八角形のすり鉢状で傾斜も急なため、わりとどの席からもステージが近くて観やすい。実際に、アリーナはブロック別のオールスタンディングにして、ライブハウスのように使っていたロックバンドもいました。
そんな武道館に久々に行った9月19日。
目的はこちら、9mm Parabellum Bullet(キューミリ パラベラム バレット)です。
拳銃用の弾薬として広く普及している9mmパラベラム弾だなんて、物騒なバンド名ですね。
シンプルなステージに、唯一掲げられるバックドロップ(背景幕)のビジュアルは、両手に拳銃を持った双頭の鷲だったりします。
メンバーは、写真右からギターの滝 善充さん、ボーカル&ギターの菅原卓郎さん、ドラムのかみじょうちひろさん、ベースの中村和彦さんの4人。
この写真ではよくわからないと思いますが、菅原さんは『ミステリと言う勿れ』の主人公・久能 整(くのう ととのう)君ばりの天然パーマで、スラリとした体型。
少し鼻にかかったような個性的な声なんだけど、歯切れが良くて明瞭で、張りも伸びもある。
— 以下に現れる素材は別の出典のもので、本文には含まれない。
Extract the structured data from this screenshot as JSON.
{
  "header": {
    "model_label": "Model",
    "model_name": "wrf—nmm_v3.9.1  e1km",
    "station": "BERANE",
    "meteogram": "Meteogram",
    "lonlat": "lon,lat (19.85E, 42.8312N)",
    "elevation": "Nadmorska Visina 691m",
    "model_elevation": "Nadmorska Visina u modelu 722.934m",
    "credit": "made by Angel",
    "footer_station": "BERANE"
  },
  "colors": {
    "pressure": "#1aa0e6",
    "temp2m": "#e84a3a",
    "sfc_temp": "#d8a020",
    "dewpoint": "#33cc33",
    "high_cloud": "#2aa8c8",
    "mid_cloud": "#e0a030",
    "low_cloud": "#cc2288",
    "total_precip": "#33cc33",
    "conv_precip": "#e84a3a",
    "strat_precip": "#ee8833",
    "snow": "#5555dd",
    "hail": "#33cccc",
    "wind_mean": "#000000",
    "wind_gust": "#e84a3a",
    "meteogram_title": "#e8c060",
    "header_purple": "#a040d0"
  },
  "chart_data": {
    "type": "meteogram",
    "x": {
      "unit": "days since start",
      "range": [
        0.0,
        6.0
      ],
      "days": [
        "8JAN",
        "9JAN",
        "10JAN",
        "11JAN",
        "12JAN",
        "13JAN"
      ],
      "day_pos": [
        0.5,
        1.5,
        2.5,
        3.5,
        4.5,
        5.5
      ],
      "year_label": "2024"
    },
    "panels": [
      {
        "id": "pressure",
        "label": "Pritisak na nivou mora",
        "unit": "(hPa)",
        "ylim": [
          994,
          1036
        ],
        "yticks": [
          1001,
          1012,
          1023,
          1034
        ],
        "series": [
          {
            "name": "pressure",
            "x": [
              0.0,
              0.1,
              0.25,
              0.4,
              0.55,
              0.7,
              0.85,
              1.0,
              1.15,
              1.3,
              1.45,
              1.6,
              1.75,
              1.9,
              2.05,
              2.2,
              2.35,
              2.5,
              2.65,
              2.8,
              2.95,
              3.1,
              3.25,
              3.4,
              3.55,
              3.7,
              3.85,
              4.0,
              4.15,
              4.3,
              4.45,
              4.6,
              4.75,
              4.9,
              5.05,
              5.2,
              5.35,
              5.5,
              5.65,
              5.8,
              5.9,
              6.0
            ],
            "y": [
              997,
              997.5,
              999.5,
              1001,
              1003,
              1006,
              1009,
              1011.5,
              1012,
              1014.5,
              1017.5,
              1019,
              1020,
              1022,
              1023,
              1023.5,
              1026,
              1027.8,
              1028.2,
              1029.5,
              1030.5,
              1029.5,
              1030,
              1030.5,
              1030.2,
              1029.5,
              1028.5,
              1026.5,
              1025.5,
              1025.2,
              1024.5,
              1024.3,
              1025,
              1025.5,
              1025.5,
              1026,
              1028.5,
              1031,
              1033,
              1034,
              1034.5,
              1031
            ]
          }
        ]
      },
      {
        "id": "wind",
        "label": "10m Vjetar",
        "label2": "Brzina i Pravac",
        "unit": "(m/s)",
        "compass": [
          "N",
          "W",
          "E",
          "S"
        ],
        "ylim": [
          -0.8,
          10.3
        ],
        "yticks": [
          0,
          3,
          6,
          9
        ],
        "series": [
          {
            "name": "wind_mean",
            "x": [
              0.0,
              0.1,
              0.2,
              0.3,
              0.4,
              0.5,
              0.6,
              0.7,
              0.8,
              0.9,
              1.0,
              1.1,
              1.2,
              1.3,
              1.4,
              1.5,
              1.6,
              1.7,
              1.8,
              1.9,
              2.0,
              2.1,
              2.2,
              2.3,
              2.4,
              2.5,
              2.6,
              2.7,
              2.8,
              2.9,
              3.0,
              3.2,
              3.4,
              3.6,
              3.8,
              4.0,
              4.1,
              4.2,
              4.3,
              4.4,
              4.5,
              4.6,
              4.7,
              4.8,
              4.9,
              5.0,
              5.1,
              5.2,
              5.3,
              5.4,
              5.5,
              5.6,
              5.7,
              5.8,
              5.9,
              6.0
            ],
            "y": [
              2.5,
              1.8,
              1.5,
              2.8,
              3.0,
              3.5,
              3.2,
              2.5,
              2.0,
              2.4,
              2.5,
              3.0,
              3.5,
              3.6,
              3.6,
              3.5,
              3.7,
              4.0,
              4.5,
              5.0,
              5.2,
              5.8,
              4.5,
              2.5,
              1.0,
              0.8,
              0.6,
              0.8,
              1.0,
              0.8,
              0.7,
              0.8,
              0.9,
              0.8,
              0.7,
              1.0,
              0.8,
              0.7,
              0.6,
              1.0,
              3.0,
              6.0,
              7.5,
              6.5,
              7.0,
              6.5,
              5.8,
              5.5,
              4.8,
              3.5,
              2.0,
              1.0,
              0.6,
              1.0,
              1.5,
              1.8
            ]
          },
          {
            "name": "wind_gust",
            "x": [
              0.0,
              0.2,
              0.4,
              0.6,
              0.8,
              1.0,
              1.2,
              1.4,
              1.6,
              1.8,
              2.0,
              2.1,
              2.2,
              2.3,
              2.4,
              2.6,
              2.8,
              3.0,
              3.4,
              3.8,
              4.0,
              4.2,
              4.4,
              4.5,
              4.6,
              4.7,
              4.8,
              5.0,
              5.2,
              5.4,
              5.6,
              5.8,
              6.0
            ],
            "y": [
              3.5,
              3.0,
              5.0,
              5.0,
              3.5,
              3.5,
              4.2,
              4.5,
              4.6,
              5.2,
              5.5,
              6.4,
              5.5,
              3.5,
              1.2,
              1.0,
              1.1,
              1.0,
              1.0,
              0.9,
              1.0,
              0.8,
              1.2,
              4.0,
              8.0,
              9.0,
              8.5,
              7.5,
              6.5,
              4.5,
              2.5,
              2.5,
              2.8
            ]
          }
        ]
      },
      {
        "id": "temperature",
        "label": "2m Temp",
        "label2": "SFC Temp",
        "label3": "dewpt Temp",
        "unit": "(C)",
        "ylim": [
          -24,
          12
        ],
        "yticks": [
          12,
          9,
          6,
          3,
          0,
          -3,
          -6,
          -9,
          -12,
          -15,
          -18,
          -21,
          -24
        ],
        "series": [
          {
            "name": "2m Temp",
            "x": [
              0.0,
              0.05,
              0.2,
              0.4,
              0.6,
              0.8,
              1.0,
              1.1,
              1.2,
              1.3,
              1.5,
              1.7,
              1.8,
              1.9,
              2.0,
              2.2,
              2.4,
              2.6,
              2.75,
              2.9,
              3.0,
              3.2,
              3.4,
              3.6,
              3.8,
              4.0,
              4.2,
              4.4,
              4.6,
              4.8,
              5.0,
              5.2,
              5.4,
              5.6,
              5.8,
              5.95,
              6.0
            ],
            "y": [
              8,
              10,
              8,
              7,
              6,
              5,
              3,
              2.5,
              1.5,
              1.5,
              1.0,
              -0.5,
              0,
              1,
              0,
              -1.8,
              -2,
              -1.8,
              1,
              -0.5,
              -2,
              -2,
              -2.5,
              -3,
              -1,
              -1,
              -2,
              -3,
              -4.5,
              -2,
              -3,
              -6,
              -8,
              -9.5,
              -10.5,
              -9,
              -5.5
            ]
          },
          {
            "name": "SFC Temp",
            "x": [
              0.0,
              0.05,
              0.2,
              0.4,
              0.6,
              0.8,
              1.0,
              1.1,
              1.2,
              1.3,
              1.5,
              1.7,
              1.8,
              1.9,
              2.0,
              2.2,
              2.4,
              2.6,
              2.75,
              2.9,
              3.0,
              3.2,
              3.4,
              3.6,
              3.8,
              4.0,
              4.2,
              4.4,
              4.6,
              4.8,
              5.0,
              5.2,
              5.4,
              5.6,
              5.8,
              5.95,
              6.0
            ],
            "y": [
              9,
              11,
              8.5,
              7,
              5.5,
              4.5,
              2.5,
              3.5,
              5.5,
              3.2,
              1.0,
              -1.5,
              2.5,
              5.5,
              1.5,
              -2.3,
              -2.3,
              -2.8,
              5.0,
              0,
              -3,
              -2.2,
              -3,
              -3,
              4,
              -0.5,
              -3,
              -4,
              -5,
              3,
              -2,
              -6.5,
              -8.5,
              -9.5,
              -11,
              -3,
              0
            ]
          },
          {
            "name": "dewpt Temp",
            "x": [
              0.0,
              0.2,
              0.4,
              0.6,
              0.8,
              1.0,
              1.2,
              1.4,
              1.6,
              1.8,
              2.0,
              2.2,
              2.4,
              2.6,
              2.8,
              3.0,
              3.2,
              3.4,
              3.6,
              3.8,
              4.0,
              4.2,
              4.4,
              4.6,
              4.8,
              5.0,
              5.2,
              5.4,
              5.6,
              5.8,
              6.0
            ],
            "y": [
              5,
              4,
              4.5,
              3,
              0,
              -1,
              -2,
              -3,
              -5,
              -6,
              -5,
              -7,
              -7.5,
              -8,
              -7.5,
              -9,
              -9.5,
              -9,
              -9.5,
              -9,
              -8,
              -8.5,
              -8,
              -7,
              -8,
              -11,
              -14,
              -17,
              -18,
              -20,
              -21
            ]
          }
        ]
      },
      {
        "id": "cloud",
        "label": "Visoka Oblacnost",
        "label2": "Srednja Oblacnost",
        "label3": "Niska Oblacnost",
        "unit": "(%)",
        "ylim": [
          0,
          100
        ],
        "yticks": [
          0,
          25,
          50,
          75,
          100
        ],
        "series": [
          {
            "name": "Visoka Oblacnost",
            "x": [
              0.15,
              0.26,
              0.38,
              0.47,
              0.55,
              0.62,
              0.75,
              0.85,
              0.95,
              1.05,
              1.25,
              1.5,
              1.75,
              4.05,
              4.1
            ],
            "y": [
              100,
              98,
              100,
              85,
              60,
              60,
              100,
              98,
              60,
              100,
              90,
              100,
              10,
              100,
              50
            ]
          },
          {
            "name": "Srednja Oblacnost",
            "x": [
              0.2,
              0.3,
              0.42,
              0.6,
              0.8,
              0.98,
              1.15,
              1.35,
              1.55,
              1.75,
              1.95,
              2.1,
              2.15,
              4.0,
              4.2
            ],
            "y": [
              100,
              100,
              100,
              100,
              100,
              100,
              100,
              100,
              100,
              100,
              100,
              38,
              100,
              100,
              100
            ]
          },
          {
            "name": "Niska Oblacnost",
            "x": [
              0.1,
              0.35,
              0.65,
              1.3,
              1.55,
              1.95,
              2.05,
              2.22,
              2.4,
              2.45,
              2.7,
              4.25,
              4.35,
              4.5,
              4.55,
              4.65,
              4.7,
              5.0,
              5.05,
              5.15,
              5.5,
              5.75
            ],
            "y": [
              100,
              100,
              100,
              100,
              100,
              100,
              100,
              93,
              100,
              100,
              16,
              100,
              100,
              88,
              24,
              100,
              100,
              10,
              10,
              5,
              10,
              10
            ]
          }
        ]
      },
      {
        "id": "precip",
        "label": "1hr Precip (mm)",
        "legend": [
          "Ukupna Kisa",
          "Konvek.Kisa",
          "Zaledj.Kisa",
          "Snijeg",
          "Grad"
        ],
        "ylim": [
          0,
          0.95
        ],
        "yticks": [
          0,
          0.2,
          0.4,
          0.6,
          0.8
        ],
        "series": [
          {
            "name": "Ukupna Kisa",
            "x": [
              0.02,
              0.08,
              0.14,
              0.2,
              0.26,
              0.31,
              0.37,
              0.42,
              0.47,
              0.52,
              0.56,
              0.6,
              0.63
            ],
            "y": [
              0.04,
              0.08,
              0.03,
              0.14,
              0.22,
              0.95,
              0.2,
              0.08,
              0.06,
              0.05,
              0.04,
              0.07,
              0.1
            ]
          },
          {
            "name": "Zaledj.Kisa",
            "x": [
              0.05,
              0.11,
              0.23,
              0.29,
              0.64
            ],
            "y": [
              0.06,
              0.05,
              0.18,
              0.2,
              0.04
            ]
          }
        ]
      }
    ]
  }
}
独特な色気を感じさせるバンドマンだなと思います。
9mm Parabellum Bulletって?
彼らは2004年に横浜の大学で出会ってバンドを結成し、2007年にメジャーデビュー。
バンド名に9がつくことから、9の数字にこだわりを持ち、2009年9月9日には初の武道館公演を成功させました。
結成19周年である今年は、「19th Anniversary Tour」として毎月9日と19日には必ずライブかYouTube配信を行っています。
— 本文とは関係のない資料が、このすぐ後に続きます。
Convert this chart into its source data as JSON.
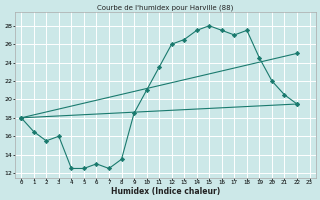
{
  "title": "Courbe de l'humidex pour Harville (88)",
  "xlabel": "Humidex (Indice chaleur)",
  "bg_color": "#cce8e8",
  "grid_color": "#ffffff",
  "line_color": "#1a7a6e",
  "xlim": [
    -0.5,
    23.5
  ],
  "ylim": [
    11.5,
    29.5
  ],
  "xticks": [
    0,
    1,
    2,
    3,
    4,
    5,
    6,
    7,
    8,
    9,
    10,
    11,
    12,
    13,
    14,
    15,
    16,
    17,
    18,
    19,
    20,
    21,
    22,
    23
  ],
  "yticks": [
    12,
    14,
    16,
    18,
    20,
    22,
    24,
    26,
    28
  ],
  "line1_x": [
    0,
    1,
    2,
    3,
    4,
    5,
    6,
    7,
    8,
    9,
    10,
    11,
    12,
    13,
    14,
    15,
    16,
    17,
    18,
    19,
    20,
    21,
    22
  ],
  "line1_y": [
    18,
    16.5,
    15.5,
    16,
    12.5,
    12.5,
    13,
    12.5,
    13.5,
    18.5,
    21,
    23.5,
    26,
    26.5,
    27.5,
    28,
    27.5,
    27,
    27.5,
    24.5,
    22,
    20.5,
    19.5
  ],
  "line2_x": [
    0,
    22
  ],
  "line2_y": [
    18,
    19.5
  ],
  "line3_x": [
    0,
    22
  ],
  "line3_y": [
    18,
    25
  ]
}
そして今回の武道館公演は前回の2014年から9年ぶりというオマケ付き。
お祝いの花もたくさん届いていましたよ。
ちなみに2014年の武道館は2月7、8日の2DAYSで、1曲の被りもなく2日間で58曲を演奏するというスペシャルな企画でした。
しかも2日目は都心でも積雪量27センチという45年ぶりの大雪に見舞われ、伝説のライブとなっています。(私、2日とも行きました・・)。
今回は「9mm結成19周年、9月19日、9年ぶりの武道館」と、ネタとしては面白いのですが、冷静に考えると三連休明けの平日火曜日の夜。「行きたいけど無理~(泣)」という方もきっと多かったことでしょう。
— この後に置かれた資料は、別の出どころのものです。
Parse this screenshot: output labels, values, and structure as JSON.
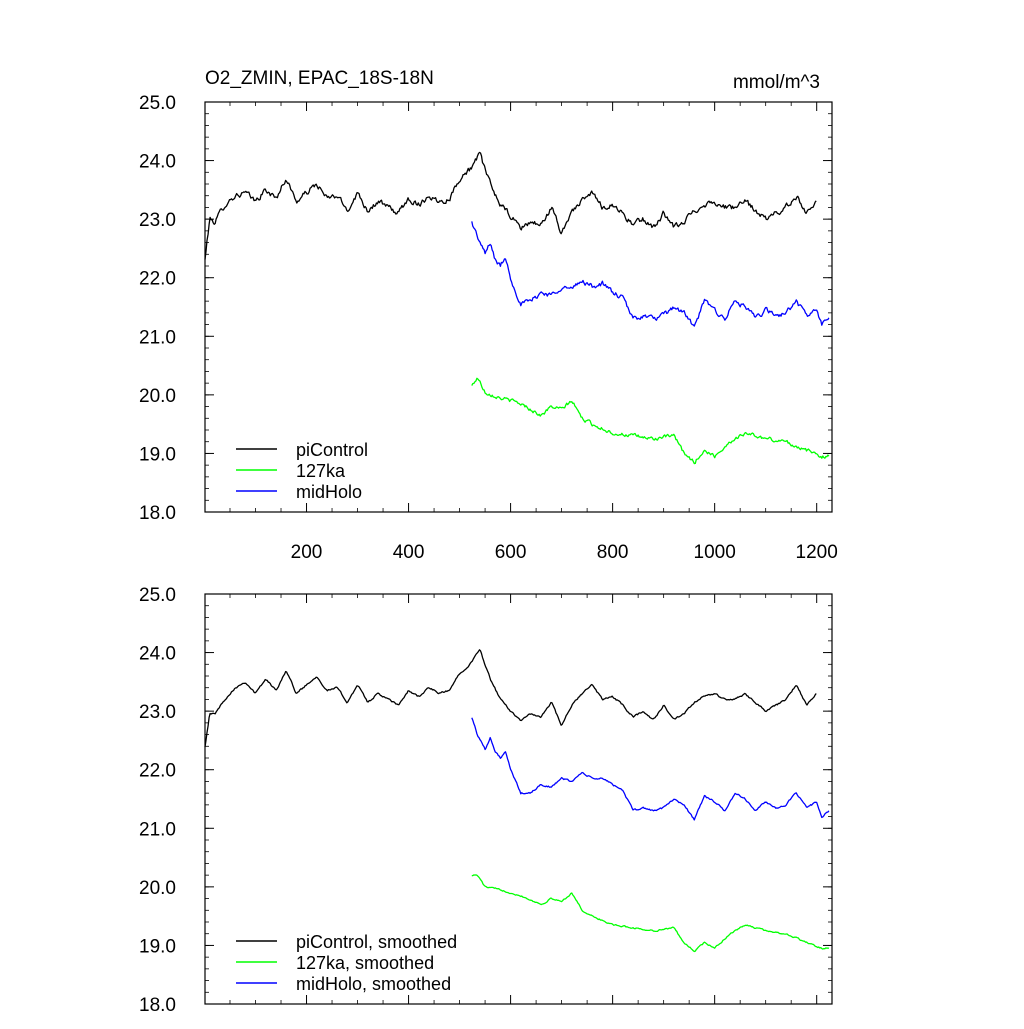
{
  "figure": {
    "title_left": "O2_ZMIN, EPAC_18S-18N",
    "title_right": "mmol/m^3"
  },
  "chart_data": [
    {
      "type": "line",
      "panel": "top",
      "title": "O2_ZMIN, EPAC_18S-18N",
      "units": "mmol/m^3",
      "xlim": [
        1,
        1230
      ],
      "ylim": [
        18.0,
        25.0
      ],
      "x_ticks": [
        200,
        400,
        600,
        800,
        1000,
        1200
      ],
      "x_tick_labels": [
        "200",
        "400",
        "600",
        "800",
        "1000",
        "1200"
      ],
      "y_ticks": [
        18.0,
        19.0,
        20.0,
        21.0,
        22.0,
        23.0,
        24.0,
        25.0
      ],
      "y_tick_labels": [
        "18.0",
        "19.0",
        "20.0",
        "21.0",
        "22.0",
        "23.0",
        "24.0",
        "25.0"
      ],
      "legend": "bottom-left",
      "series": [
        {
          "name": "piControl",
          "color": "#000000",
          "noise": 0.09,
          "x": [
            1,
            10,
            20,
            40,
            60,
            80,
            100,
            120,
            140,
            160,
            180,
            200,
            220,
            240,
            260,
            280,
            300,
            320,
            340,
            360,
            380,
            400,
            420,
            440,
            460,
            480,
            500,
            520,
            540,
            560,
            580,
            600,
            620,
            640,
            660,
            680,
            700,
            720,
            740,
            760,
            780,
            800,
            820,
            840,
            860,
            880,
            900,
            920,
            940,
            960,
            980,
            1000,
            1020,
            1040,
            1060,
            1080,
            1100,
            1120,
            1140,
            1160,
            1180,
            1200
          ],
          "y": [
            22.3,
            23.0,
            22.95,
            23.25,
            23.4,
            23.45,
            23.3,
            23.5,
            23.35,
            23.7,
            23.3,
            23.45,
            23.6,
            23.35,
            23.4,
            23.15,
            23.45,
            23.15,
            23.3,
            23.2,
            23.1,
            23.35,
            23.25,
            23.4,
            23.3,
            23.35,
            23.7,
            23.85,
            24.1,
            23.6,
            23.25,
            23.05,
            22.85,
            22.95,
            22.9,
            23.2,
            22.75,
            23.15,
            23.3,
            23.45,
            23.2,
            23.25,
            23.1,
            22.9,
            23.0,
            22.85,
            23.1,
            22.85,
            22.95,
            23.15,
            23.25,
            23.3,
            23.2,
            23.2,
            23.3,
            23.15,
            23.0,
            23.1,
            23.2,
            23.4,
            23.1,
            23.35
          ]
        },
        {
          "name": "127ka",
          "color": "#00ff00",
          "noise": 0.06,
          "x": [
            524,
            535,
            550,
            580,
            620,
            660,
            680,
            700,
            720,
            740,
            760,
            800,
            840,
            880,
            920,
            940,
            960,
            980,
            1000,
            1030,
            1060,
            1100,
            1140,
            1180,
            1210,
            1225
          ],
          "y": [
            20.15,
            20.3,
            20.05,
            19.95,
            19.85,
            19.65,
            19.8,
            19.75,
            19.9,
            19.6,
            19.5,
            19.35,
            19.3,
            19.25,
            19.3,
            19.0,
            18.85,
            19.05,
            18.95,
            19.2,
            19.35,
            19.25,
            19.2,
            19.05,
            18.95,
            18.95
          ]
        },
        {
          "name": "midHolo",
          "color": "#0000ff",
          "noise": 0.08,
          "x": [
            524,
            535,
            550,
            560,
            570,
            580,
            590,
            600,
            620,
            640,
            660,
            680,
            700,
            720,
            740,
            760,
            780,
            800,
            820,
            840,
            860,
            880,
            900,
            920,
            940,
            960,
            980,
            1000,
            1020,
            1040,
            1060,
            1080,
            1100,
            1120,
            1140,
            1160,
            1180,
            1200,
            1210,
            1225
          ],
          "y": [
            22.95,
            22.7,
            22.4,
            22.6,
            22.3,
            22.2,
            22.35,
            22.0,
            21.55,
            21.6,
            21.75,
            21.7,
            21.85,
            21.8,
            21.95,
            21.85,
            21.9,
            21.75,
            21.65,
            21.3,
            21.35,
            21.3,
            21.35,
            21.5,
            21.4,
            21.15,
            21.6,
            21.45,
            21.3,
            21.6,
            21.5,
            21.3,
            21.45,
            21.35,
            21.4,
            21.6,
            21.35,
            21.45,
            21.2,
            21.3
          ]
        }
      ]
    },
    {
      "type": "line",
      "panel": "bottom",
      "xlim": [
        1,
        1230
      ],
      "ylim": [
        18.0,
        25.0
      ],
      "x_ticks": [
        200,
        400,
        600,
        800,
        1000,
        1200
      ],
      "y_ticks": [
        18.0,
        19.0,
        20.0,
        21.0,
        22.0,
        23.0,
        24.0,
        25.0
      ],
      "y_tick_labels": [
        "18.0",
        "19.0",
        "20.0",
        "21.0",
        "22.0",
        "23.0",
        "24.0",
        "25.0"
      ],
      "legend": "bottom-left",
      "series": [
        {
          "name": "piControl, smoothed",
          "color": "#000000",
          "noise": 0.03,
          "x": [
            1,
            10,
            20,
            40,
            60,
            80,
            100,
            120,
            140,
            160,
            180,
            200,
            220,
            240,
            260,
            280,
            300,
            320,
            340,
            360,
            380,
            400,
            420,
            440,
            460,
            480,
            500,
            520,
            540,
            560,
            580,
            600,
            620,
            640,
            660,
            680,
            700,
            720,
            740,
            760,
            780,
            800,
            820,
            840,
            860,
            880,
            900,
            920,
            940,
            960,
            980,
            1000,
            1020,
            1040,
            1060,
            1080,
            1100,
            1120,
            1140,
            1160,
            1180,
            1200
          ],
          "y": [
            22.4,
            22.95,
            22.95,
            23.2,
            23.4,
            23.5,
            23.3,
            23.55,
            23.35,
            23.7,
            23.3,
            23.45,
            23.6,
            23.35,
            23.4,
            23.15,
            23.45,
            23.15,
            23.3,
            23.2,
            23.1,
            23.35,
            23.25,
            23.4,
            23.3,
            23.35,
            23.65,
            23.8,
            24.05,
            23.55,
            23.2,
            23.0,
            22.85,
            22.95,
            22.9,
            23.15,
            22.75,
            23.1,
            23.3,
            23.45,
            23.2,
            23.25,
            23.1,
            22.9,
            23.0,
            22.85,
            23.1,
            22.85,
            22.95,
            23.15,
            23.25,
            23.3,
            23.2,
            23.2,
            23.3,
            23.15,
            23.0,
            23.1,
            23.2,
            23.45,
            23.1,
            23.3
          ]
        },
        {
          "name": "127ka, smoothed",
          "color": "#00ff00",
          "noise": 0.025,
          "x": [
            524,
            535,
            550,
            580,
            620,
            660,
            680,
            700,
            720,
            740,
            760,
            800,
            840,
            880,
            920,
            940,
            960,
            980,
            1000,
            1030,
            1060,
            1100,
            1140,
            1180,
            1210,
            1225
          ],
          "y": [
            20.2,
            20.2,
            20.0,
            19.95,
            19.85,
            19.7,
            19.8,
            19.75,
            19.9,
            19.6,
            19.5,
            19.35,
            19.3,
            19.25,
            19.3,
            19.05,
            18.9,
            19.05,
            18.95,
            19.2,
            19.35,
            19.25,
            19.2,
            19.05,
            18.95,
            18.95
          ]
        },
        {
          "name": "midHolo, smoothed",
          "color": "#0000ff",
          "noise": 0.03,
          "x": [
            524,
            535,
            550,
            560,
            570,
            580,
            590,
            600,
            620,
            640,
            660,
            680,
            700,
            720,
            740,
            760,
            780,
            800,
            820,
            840,
            860,
            880,
            900,
            920,
            940,
            960,
            980,
            1000,
            1020,
            1040,
            1060,
            1080,
            1100,
            1120,
            1140,
            1160,
            1180,
            1200,
            1210,
            1225
          ],
          "y": [
            22.9,
            22.6,
            22.35,
            22.55,
            22.3,
            22.2,
            22.3,
            22.0,
            21.6,
            21.6,
            21.75,
            21.7,
            21.85,
            21.8,
            21.95,
            21.85,
            21.85,
            21.75,
            21.65,
            21.3,
            21.35,
            21.3,
            21.35,
            21.5,
            21.4,
            21.15,
            21.55,
            21.45,
            21.3,
            21.6,
            21.5,
            21.3,
            21.45,
            21.35,
            21.4,
            21.6,
            21.35,
            21.45,
            21.2,
            21.3
          ]
        }
      ]
    }
  ]
}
残念ながら満員にはならず・・でしたが、それでも集まった観客がサイドのスタンド席や2階席の後ろまでバランス良くいて(私は正面南スタンド2階の真ん中あたり。もっと前でも観られるやん、といったことは言いっこなしです)、会場全体が熱気に包まれるという状態を十分に体感しました。
デビューアルバム『Termination』や、いちばん聴いたかもしれない2ndアルバム『VAMPIRE』は関係者用のサンプルCDをいただいたりしたので、この写真には入れませんでしたが、実はデビューの頃からずっと好き。
彼らの音楽の何が魅力かというと、パンクやメタル、ハードコアなど、さまざまなロックの要素を取り入れた激しいサウンドの中に、絶妙に取り入れられているメロディアスな昭和の歌謡曲風味。
哀愁を感じさせるマイナーコードな曲が多く、菅原さんの歌声とも相まって、どこか懐かしい感じがするのです。
作曲は、ほとんどがギターの滝さんによるものなのですが、ワルツやロシア民謡の要素を取り入れたり、キャッチーなギターリフで遊んだり、その柔軟な音楽性には感心します。
さらに作詞を担当する菅原さんは、読書家なだけあって(村上春樹が好きらしい)、歌詞の物語性や、独特な比喩や硬派な言葉選びなどもカッコイイなぁと思うのです。
速弾きと超絶技巧で暴れまくる滝さん、腰より低い位置にセットしたマイクに向かって時折メタル的なシャウトをするベースの中村さん、2つのバスドラムを両足で連打するドラムのかみじょうさん。
最初にライブを観たときは、「いや、そんなにギターやベースを振り回さんでも・・。落ち着いて演奏してくれてもええんやで(なぜかエセ関西弁)」と、おばさん、ちょっと引いてしまいましたが、曲は好きなので、やっぱり楽しい。
彼らの定番曲『Black Market Blues』の、腕振り上げからのハンドクラップも、やっぱり楽しい。
結果、ライブ通いは続き、高速爆音の中で菅原さんの声に乗せられ、踊りまくるのでした。
個人的なお宝です
ライブの中盤で、かみじょうさんのドラムソロが披露されて思い出したのですが、私、2022年9月のZepp Nagoya公演で、終演後、客席に投げ込まれたドラムスティックをゲットしたことがあります。
薄れてますが、9mmのロゴとChihiro Kamijoの文字もちゃんと入っています。
今にも折れそうで、いかに激しいドラミングかがわかりますね。
今回の武道館では、曲と曲の間を新しいアレンジで繋いでノンストップで演奏する「激つなぎ」もあり、ますますスピードアップ。
サポートギターの2人を呼び込み、4本のギターが絡み合う圧巻のアンコール3曲を含め、全27曲。
実に濃密な時間を過ごすことができました。
大きなスクリーンモニターもなく、本当にライブハウスそのままの熱気と親密性。いやほんと、ライブハウス武道館、楽しかったです!
余談ですが、翌日、会社のメールソフトを立ち上げるために携帯に送られる二段階認証の数字が99で、思わず笑ってしまいました。
推し活って、些細なことにも喜びを与えてくれますね。